Mais Éric Sadin a peur.

Ce penseur signe tout récemment une tribune dans Libération où il fustige « L’ineptie des tablettes numériques au collège ». Il y a beaucoup à dire sur le contenu de l’article — j’y reviens — mais attardons-nous un instant sur ce titre. C’est, pour commencer, un propos particulièrement désagréable, voire insultant : tous les professeurs qui utilisent avec profit aujourd’hui, quotidiennement, des tablettes en classe avec leurs élèves apprécieront ! Par ailleurs, si le plan numérique gouvernemental pour l’école est critiquable — je ne me suis pas privé de le faire, pour ma part, en disant qu’il était tardif, opaque, illisible et presque surréaliste (1) —, il n’est certainement pas inepte !

Éric Sadin a très peur. À la première lecture de sa tribune, on se demande si on n’est pas en train de lire Le Gorafi tant les phrases caricaturales sont pléthore. Il faut plusieurs lectures avec les yeux écarquillés pour comprendre qu’il s’agit bien de premier degré. Je cite :

« On peut supposer que de jeunes adolescents […] se laisseront griser par la possibilité d’accéder durant les cours à leurs sites favoris. »

« Il est probable que la dimension éminemment séductrice de la tablette et l’apparence d’objectivité revêtue par l’information en ligne imposeront leur propre régime de vérité, au détriment de la parole de l’enseignant, nécessairement empreinte d’irrégularités, de moments de doutes, de contradictions. »

« L’élève se trouve affecté d’un sentiment de toute-puissance qui l’encourage prioritairement à réagir plutôt qu’à intégrer la pleine portée des propos exposés durant un cours. »

« C’est encore le temps passé devant les écrans qui devrait s’amplifier, dont l’impact sur la santé est régulièrement confirmé par de nombreuses études qui témoignent d’effets sur l’obésité, de troubles psychiques et d’addiction, d’une réduction de l’espérance de vie. »

Cerise sur le gâteau :

« A-t-on pensé au réseau des libraires en France que cette décision va contribuer à davantage fragiliser ? »

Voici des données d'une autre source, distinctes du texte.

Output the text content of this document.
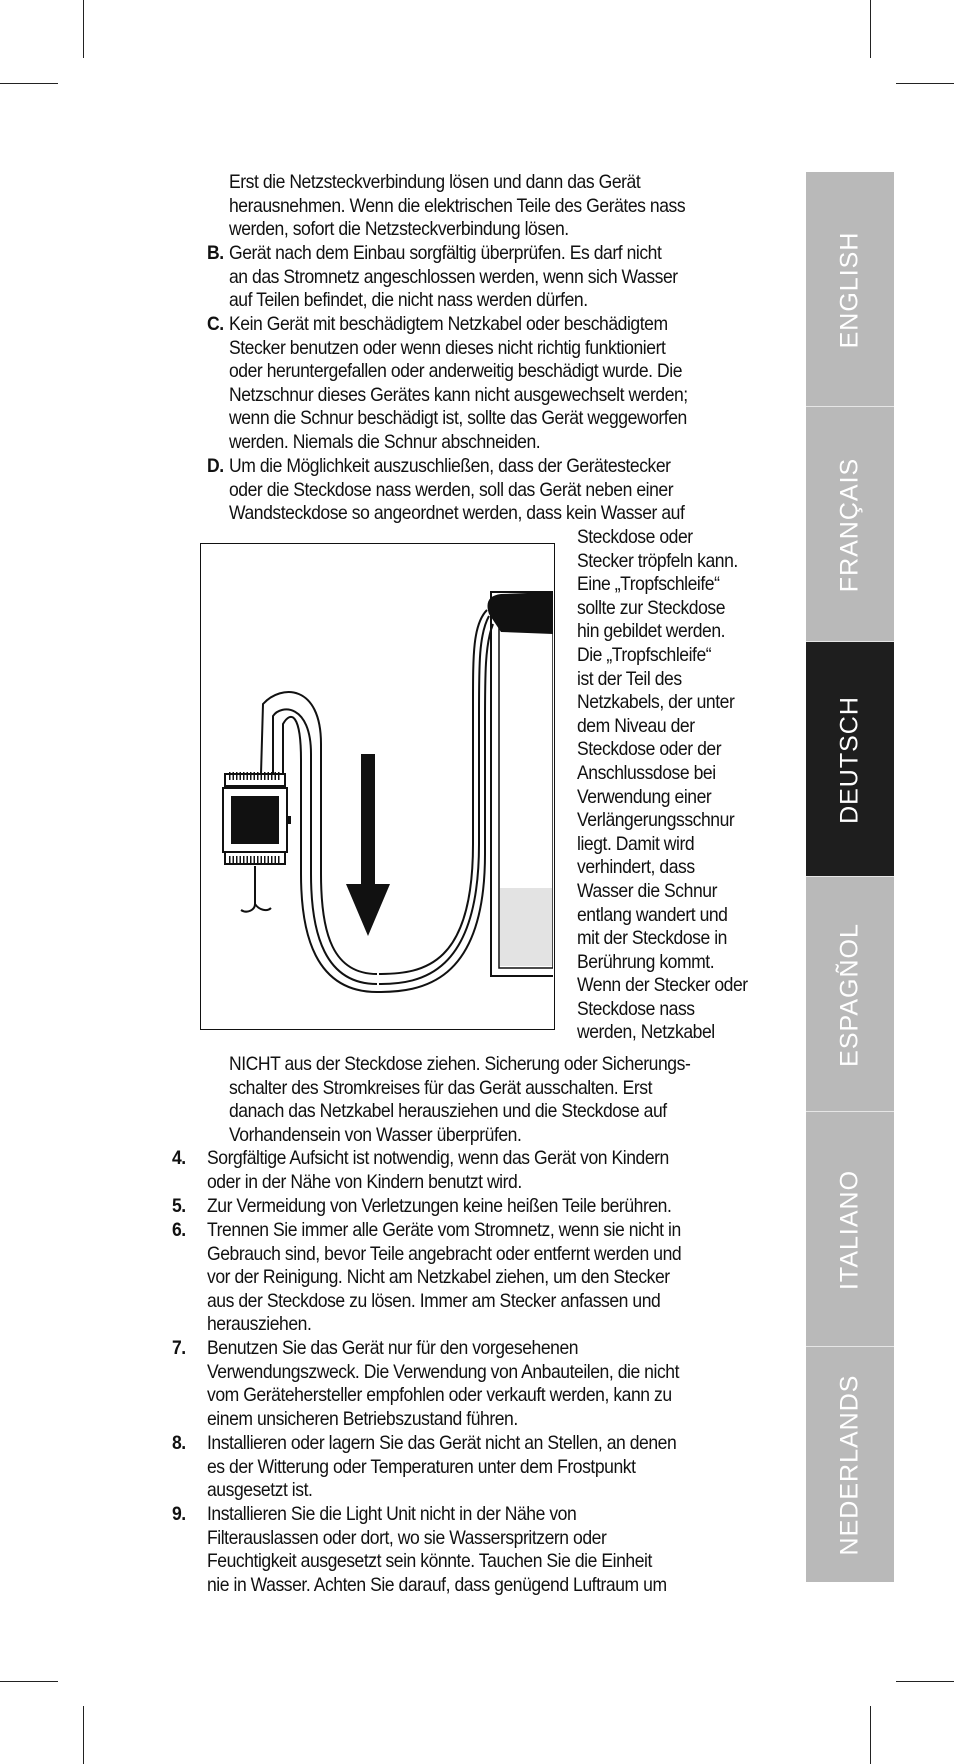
Erst die Netzsteckverbindung lösen und dann das Gerät
herausnehmen. Wenn die elektrischen Teile des Gerätes nass
werden, sofort die Netzsteckverbindung lösen.
B. Gerät nach dem Einbau sorgfältig überprüfen. Es darf nicht
an das Stromnetz angeschlossen werden, wenn sich Wasser
auf Teilen befindet, die nicht nass werden dürfen.
C. Kein Gerät mit beschädigtem Netzkabel oder beschädigtem
Stecker benutzen oder wenn dieses nicht richtig funktioniert
oder heruntergefallen oder anderweitig beschädigt wurde. Die
Netzschnur dieses Gerätes kann nicht ausgewechselt werden;
wenn die Schnur beschädigt ist, sollte das Gerät weggeworfen
werden. Niemals die Schnur abschneiden.
D. Um die Möglichkeit auszuschließen, dass der Gerätestecker
oder die Steckdose nass werden, soll das Gerät neben einer
Wandsteckdose so angeordnet werden, dass kein Wasser auf
Steckdose oder
Stecker tröpfeln kann.
Eine „Tropfschleife“
sollte zur Steckdose
hin gebildet werden.
Die „Tropfschleife“
ist der Teil des
Netzkabels, der unter
dem Niveau der
Steckdose oder der
Anschlussdose bei
Verwendung einer
Verlängerungsschnur
liegt. Damit wird
verhindert, dass
Wasser die Schnur
entlang wandert und
mit der Steckdose in
Berührung kommt.
Wenn der Stecker oder
Steckdose nass
werden, Netzkabel
NICHT aus der Steckdose ziehen. Sicherung oder Sicherungs-
schalter des Stromkreises für das Gerät ausschalten. Erst
danach das Netzkabel herausziehen und die Steckdose auf
Vorhandensein von Wasser überprüfen.
4. Sorgfältige Aufsicht ist notwendig, wenn das Gerät von Kindern
oder in der Nähe von Kindern benutzt wird.
5. Zur Vermeidung von Verletzungen keine heißen Teile berühren.
6. Trennen Sie immer alle Geräte vom Stromnetz, wenn sie nicht in
Gebrauch sind, bevor Teile angebracht oder entfernt werden und
vor der Reinigung. Nicht am Netzkabel ziehen, um den Stecker
aus der Steckdose zu lösen. Immer am Stecker anfassen und
herausziehen.
7. Benutzen Sie das Gerät nur für den vorgesehenen
Verwendungszweck. Die Verwendung von Anbauteilen, die nicht
vom Gerätehersteller empfohlen oder verkauft werden, kann zu
einem unsicheren Betriebszustand führen.
8. Installieren oder lagern Sie das Gerät nicht an Stellen, an denen
es der Witterung oder Temperaturen unter dem Frostpunkt
ausgesetzt ist.
9. Installieren Sie die Light Unit nicht in der Nähe von
Filterauslassen oder dort, wo sie Wasserspritzern oder
Feuchtigkeit ausgesetzt sein könnte. Tauchen Sie die Einheit
nie in Wasser. Achten Sie darauf, dass genügend Luftraum um
ENGLISH
FRANÇAIS
DEUTSCH
ESPAGÑOL
ITALIANO
NEDERLANDS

Il y en a plein d’autres du même tonneau qui témoignent de la peur panique de leur auteur. Où est passée la raison là-dedans ? Entre lieux communs, affirmations sans fondement, rapports pseudo-scientifiques non sourcés, suppositions hasardeuses et amalgames, on est particulièrement gâté. Je ne vais pas commenter dans son intégralité ce journal intime effrayé, je n’en ai pas le courage. En revanche, je souhaite m’arrêter sur ce qui me semble constituer une forme moderne de l’obscurantisme :

« Peut-on imaginer un professeur énoncer un fait, et qu’un élève aille aussitôt “vérifier” l’assertion, le reprenant “preuve à l’appui” ? Sa crédibilité et sa figure d’autorité s’en trouveraient aussitôt délégitimées aux yeux de tous. »

Je ne sais pas pour vous, mais, moi, je l’imagine très bien.

Je suis même certain que ça arrivera très vite. J’en suis d’autant plus certain que c’est déjà le cas, sur les bancs de la plupart des amphithéâtres de nos universités. C’est aussi le cas évidemment sur les genoux de la plupart des élèves de lycée qui vérifient sur Wikipédia ce que leur raconte leur professeur d’histoire ou de sciences de la vie et de la Terre… en  toute discrétion bien sûr, quand ils ne le font pas à la demande de leur professeur soi-même.

Je vous avais rapporté, il y a un moment déjà, fin 2011 (2), comment un professeur s’interrogeait « Faut-il interdire les ordinateurs en salle de cours ? » et s’étonnait « Je développe un point de mon cours. Un étudiant lève le doigt, très poliment, et explique, très calmement, que, cinq ans auparavant, dans un article, j’écrivais le contraire de ce que je dis maintenant. » puis « Quelques quarts d’heures plus tard, je développe une autre idée. Un deuxième étudiant demande la parole. Il apporte des informations inédites pour renforcer le point de cours que j’étais en train de développer. ». Il conclut : « Est-ce bien ? Est-ce mal ? ».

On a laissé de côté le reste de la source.